Justiça suspende demissões coletivas das Casas Bahia e restringe cortes
Liminar do TRT-10 manda restabelecer contratos em cinco dias e proíbe novas dispensas sem negociação prévia com os sindicatos
A juíza Katarina Mousinho de Matos, do Tribunal Regional do Trabalho da 10ª Região (TRT-10), suspendeu em decisão liminar publicada nesta terça-feira, 18 de agosto, os efeitos das demissões coletivas promovidas pelo Grupo Casas Bahia e proibiu novos cortes sem negociação prévia com os sindicatos.
A liminar atende a ação da Confederação Nacional dos Trabalhadores no Comércio (CNTC), que questionou a forma como a companhia conduziu os desligamentos na segunda fase do chamado Plano de Transformação. Os cortes contestados foram feitos entre 13 e 17 de agosto.
Pela decisão, a empresa tem cinco dias, contados da notificação, para restabelecer de forma provisória o vínculo dos trabalhadores já demitidos, "reincluindo-os em folha para as parcelas salariais vincendas a partir da decisão". O descumprimento sujeita a companhia a multa de R$ 500 por dia e por trabalhador atingido.
A magistrada determinou ainda que o grupo se abstenha de promover demissões futuras "sem prévia e efetiva intervenção das entidades sindicais profissionais competentes". O restabelecimento dos contratos vale enquanto o processo tramita e enquanto correm as negociações sobre a reestruturação.
O que prevê o plano de reestruturação
A varejista entrou com pedido de recuperação judicial na Justiça de São Paulo para renegociar dívidas estimadas em R$ 17,3 bilhões. O plano apresentado prevê o fechamento de 298 lojas e o desligamento de 1,9 mil a 3 mil empregados, conforme o Resenhando publicou no dia 16 de agosto.
A dispensa coletiva tem tratamento jurídico distinto da demissão individual. Pela tese fixada pelo Supremo Tribunal Federal no julgamento do Tema 638, em 2022, a dispensa em massa não depende de autorização sindical, mas exige a intervenção prévia do sindicato, por meio de negociação coletiva. É sobre esse requisito que se apoia o pedido da confederação.

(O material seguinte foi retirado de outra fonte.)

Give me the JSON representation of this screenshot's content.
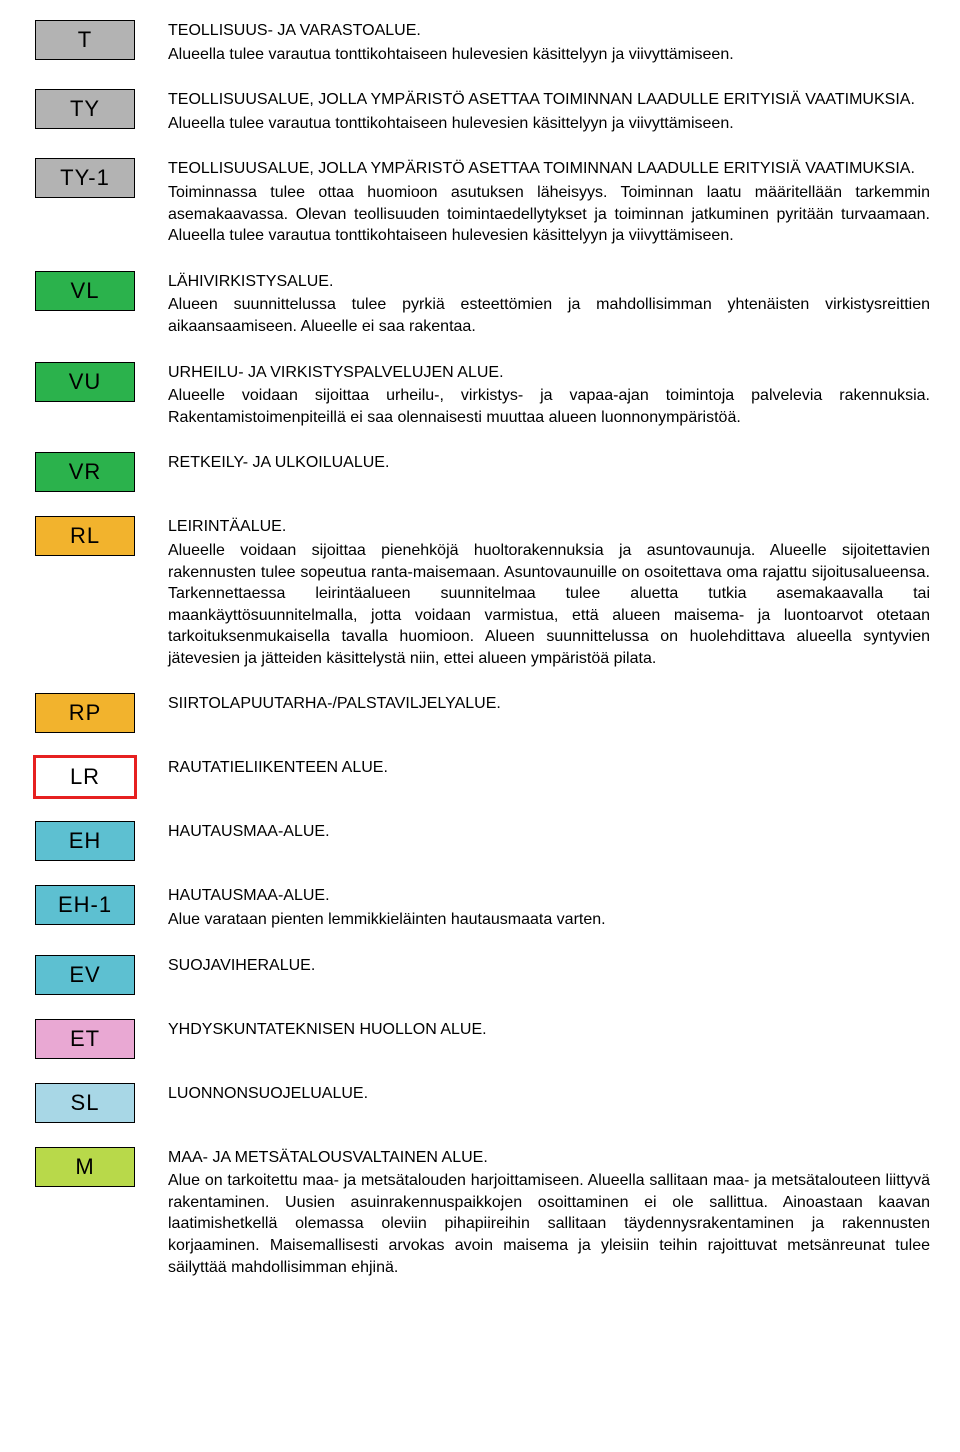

A decisão do TRT-10 é de primeira instância e cabe recurso. Não há, até o momento, análise de mérito sobre a validade dos desligamentos, apenas a suspensão dos efeitos enquanto o caso é julgado. A empresa pode pedir a reconsideração da liminar no próprio juízo ou levar a questão ao tribunal por meio de mandado de segurança.
A CNTC reúne as federações e os sindicatos de trabalhadores no comércio no país e tem legitimidade para propor ação de âmbito nacional quando o conflito alcança mais de uma região. Foi essa abrangência que permitiu concentrar em um único processo desligamentos feitos em estados diferentes na mesma semana.
Recuperação judicial segue em curso em São Paulo
O pedido de recuperação judicial corre na Justiça paulista e não é afetado diretamente pela liminar trabalhista, que trata apenas da forma de execução dos cortes de pessoal. Os dois processos correm em juízos diferentes e com objetos distintos.
Para a empresa em recuperação, a folha de pagamento restabelecida entra como despesa corrente no período em que o plano de reestruturação ainda está sendo negociado com credores. Cada trabalhador reintegrado volta a gerar salário, encargos e benefícios enquanto durar a decisão.
O Grupo Casas Bahia não divulgou manifestação pública sobre a liminar até a publicação desta reportagem. A CNTC informou ter obtido decisão favorável aos trabalhadores do comércio ligados à rede.
A liminar não impede a companhia de reduzir quadro. Ela condiciona o corte à negociação coletiva prévia, o que na prática desloca a discussão para a mesa com os sindicatos, onde entram itens como plano de desligamento voluntário, manutenção temporária de plano de saúde e escalonamento das dispensas ao longo do calendário de fechamento das lojas.
A rede é uma das maiores empregadoras do varejo de eletrodomésticos e móveis no país, com lojas físicas em capitais e no interior. O fechamento das 298 unidades previstas no plano atinge unidades em diferentes estados, e o número final de desligamentos depende do desfecho da negociação coletiva agora exigida pela Justiça do Trabalho.